Depending on the RIP network topology and the links between nodes in the network, you might want to control traffic flow through the network to maximize flow across higher-bandwidth links. Figure 70 shows a network with alternate routes between Routers A and D.

Figure 70: Controlling Traffic in a RIP Network with the Incoming Metric

Image g015026.gif

In this example, routes to Router D are received by Router A across both of its RIP-enabled interfaces. Because the route through Router B and the route through Router C have the same number of hops, both routes are imported into the forwarding table. However, because the T3 link from Router B to Router D has a higher bandwidth than the T1 link from Router C to Router D, you want traffic to flow from A through B to D.

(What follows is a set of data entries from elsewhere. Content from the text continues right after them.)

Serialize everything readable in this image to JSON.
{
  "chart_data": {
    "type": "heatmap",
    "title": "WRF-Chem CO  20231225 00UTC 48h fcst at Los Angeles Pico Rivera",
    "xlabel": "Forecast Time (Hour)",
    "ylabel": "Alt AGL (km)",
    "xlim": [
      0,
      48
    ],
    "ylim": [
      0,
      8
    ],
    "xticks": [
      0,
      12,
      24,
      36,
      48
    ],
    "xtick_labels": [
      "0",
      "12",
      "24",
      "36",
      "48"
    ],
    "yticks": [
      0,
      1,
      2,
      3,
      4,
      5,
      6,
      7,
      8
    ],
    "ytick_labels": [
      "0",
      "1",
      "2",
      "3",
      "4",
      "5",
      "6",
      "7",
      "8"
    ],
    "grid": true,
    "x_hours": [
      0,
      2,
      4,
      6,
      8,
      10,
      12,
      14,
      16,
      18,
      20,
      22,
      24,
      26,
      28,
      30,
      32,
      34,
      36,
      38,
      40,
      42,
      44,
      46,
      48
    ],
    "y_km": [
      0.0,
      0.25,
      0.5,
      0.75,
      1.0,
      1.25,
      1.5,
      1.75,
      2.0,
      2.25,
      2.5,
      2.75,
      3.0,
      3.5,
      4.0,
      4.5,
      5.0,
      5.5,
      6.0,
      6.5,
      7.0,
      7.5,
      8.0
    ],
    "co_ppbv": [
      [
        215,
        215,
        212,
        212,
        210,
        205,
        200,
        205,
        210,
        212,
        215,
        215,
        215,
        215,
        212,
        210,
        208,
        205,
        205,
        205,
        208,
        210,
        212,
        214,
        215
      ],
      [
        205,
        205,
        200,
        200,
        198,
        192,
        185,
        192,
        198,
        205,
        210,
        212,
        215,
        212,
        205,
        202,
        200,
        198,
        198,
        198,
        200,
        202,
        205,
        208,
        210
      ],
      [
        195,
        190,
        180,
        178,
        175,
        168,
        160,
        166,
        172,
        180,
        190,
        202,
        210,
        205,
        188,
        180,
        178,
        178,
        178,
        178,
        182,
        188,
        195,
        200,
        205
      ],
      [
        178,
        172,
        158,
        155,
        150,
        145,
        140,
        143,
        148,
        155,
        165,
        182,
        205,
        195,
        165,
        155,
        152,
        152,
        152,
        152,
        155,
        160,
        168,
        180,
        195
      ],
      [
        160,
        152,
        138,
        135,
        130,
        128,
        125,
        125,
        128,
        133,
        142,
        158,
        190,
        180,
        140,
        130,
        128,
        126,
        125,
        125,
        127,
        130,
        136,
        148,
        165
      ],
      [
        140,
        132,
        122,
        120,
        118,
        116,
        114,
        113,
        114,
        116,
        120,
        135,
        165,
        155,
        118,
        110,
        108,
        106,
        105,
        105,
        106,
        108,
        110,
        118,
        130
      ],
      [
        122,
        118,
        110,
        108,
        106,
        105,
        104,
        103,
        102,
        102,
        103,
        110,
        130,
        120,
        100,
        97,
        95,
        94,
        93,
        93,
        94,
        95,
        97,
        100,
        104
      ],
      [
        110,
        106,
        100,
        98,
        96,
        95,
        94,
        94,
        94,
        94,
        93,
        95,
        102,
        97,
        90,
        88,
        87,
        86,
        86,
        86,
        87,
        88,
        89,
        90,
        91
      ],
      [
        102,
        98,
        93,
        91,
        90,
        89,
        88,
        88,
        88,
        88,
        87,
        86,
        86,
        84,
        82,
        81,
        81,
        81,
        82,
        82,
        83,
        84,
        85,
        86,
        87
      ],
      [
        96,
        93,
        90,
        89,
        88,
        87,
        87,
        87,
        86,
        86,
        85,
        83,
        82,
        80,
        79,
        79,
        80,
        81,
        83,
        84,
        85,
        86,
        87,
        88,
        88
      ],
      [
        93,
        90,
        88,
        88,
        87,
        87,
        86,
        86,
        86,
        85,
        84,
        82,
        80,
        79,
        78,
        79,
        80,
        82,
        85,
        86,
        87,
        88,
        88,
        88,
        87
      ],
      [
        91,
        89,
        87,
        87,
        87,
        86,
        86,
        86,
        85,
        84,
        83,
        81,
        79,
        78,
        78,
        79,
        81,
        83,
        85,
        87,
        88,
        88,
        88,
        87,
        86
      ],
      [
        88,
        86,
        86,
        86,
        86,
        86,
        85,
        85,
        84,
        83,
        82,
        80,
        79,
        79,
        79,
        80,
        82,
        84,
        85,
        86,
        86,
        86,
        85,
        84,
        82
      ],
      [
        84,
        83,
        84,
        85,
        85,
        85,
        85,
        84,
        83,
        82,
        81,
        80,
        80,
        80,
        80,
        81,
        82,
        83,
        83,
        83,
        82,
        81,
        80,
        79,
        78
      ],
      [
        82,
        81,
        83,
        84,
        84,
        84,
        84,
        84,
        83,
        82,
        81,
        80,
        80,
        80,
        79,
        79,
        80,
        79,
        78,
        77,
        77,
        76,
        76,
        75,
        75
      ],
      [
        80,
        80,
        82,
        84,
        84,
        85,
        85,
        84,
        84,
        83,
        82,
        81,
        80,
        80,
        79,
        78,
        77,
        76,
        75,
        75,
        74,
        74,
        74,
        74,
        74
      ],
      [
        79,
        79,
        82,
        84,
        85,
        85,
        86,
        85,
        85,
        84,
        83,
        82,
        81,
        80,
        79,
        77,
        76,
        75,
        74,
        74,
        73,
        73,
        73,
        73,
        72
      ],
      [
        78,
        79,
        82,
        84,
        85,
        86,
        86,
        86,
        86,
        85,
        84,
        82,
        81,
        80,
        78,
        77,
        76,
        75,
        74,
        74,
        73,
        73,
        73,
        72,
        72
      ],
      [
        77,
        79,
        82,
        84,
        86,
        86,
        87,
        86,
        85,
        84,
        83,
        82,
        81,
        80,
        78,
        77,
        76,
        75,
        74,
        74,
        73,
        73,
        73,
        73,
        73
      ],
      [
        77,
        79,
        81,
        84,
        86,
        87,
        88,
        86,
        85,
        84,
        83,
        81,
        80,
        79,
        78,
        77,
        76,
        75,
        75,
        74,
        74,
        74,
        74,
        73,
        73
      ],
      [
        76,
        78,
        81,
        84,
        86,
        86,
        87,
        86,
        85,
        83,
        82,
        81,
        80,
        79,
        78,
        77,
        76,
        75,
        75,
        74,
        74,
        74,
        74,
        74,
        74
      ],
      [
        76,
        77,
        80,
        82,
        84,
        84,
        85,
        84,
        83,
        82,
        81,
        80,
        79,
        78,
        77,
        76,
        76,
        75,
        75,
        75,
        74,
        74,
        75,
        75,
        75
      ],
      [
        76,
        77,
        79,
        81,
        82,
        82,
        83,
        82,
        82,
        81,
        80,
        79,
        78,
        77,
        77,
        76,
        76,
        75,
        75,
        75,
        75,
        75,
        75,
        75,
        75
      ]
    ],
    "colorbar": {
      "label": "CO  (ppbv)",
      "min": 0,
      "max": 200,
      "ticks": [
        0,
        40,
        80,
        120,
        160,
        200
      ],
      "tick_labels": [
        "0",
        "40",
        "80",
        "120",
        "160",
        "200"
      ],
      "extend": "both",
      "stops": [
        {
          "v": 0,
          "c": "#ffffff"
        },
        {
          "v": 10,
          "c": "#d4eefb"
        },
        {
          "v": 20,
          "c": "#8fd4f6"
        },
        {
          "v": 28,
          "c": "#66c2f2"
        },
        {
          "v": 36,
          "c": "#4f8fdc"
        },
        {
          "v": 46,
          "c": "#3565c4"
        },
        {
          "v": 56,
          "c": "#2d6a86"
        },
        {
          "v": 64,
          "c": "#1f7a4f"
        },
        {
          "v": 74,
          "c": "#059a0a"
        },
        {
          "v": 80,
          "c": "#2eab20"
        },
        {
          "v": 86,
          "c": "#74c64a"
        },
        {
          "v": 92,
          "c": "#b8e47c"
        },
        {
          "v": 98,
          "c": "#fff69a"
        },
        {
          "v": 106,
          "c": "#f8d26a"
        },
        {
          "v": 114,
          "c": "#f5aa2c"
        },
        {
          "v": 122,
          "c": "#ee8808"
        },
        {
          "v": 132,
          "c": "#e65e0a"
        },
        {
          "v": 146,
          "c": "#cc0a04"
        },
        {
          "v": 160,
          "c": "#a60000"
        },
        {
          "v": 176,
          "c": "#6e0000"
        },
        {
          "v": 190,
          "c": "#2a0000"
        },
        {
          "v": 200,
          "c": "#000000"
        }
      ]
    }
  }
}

To force this flow, you can modify the route metrics as they are imported into Router A's routing table. By setting the incoming metric on the interface from Router A to Router C, you modify the metric on all routes received through that interface. Setting the incoming route metric on Router A changes only the routes in Router A's routing table, and affects only how Router A sends traffic to Router D. Router D's route selection is based on its own routing table, which, by default, includes no adjusted metric values.

In the example, Router C receives a route advertisement from Router D and readvertises the route to Router A. When Router A receives the route, it applies the incoming metric on the interface. Instead of incrementing the metric by 1 (the default), Router A increments it by 3 (the configured incoming metric), giving the route from Router A to Router D through Router C a total path metric of 4. Because the route through Router B has a metric of 2, it becomes the preferred route for all traffic from Router A to Router D.

To modify the incoming metric on all routes learned on the link between Router A and Router C and force traffic through Router B:

  1. Navigate to the top of the configuration hierarchy in either the J-Web or CLI configuration editor.
  2. Perform the configuration tasks described in Table 121.
  3. If you are finished configuring the router, commit the configuration.
  4. Go on to one of the following procedures:

Table 121: Modifying the Incoming Metric

Task

J-Web Configuration Editor

CLI Configuration Editor

In the configuration hierarchy, navigate to the level of an interface in the alpha1 RIP group.

  1. In the J-Web interface, select Configuration>View and Edit>Edit Configuration.
  2. Next to Protocols, click Edit.
  3. Next to Rip, click Edit.
  4. Under Group name, click alpha1.
  5. Under Neighbor name, click the interface name—for example, ge-0/0/0.0.

From the [edit] hierarchy level, enter

edit protocols rip group alpha1 neighbor ge-0/0/0

Increase the incoming metric to 3.

In the Metric in box, type 3, and click OK.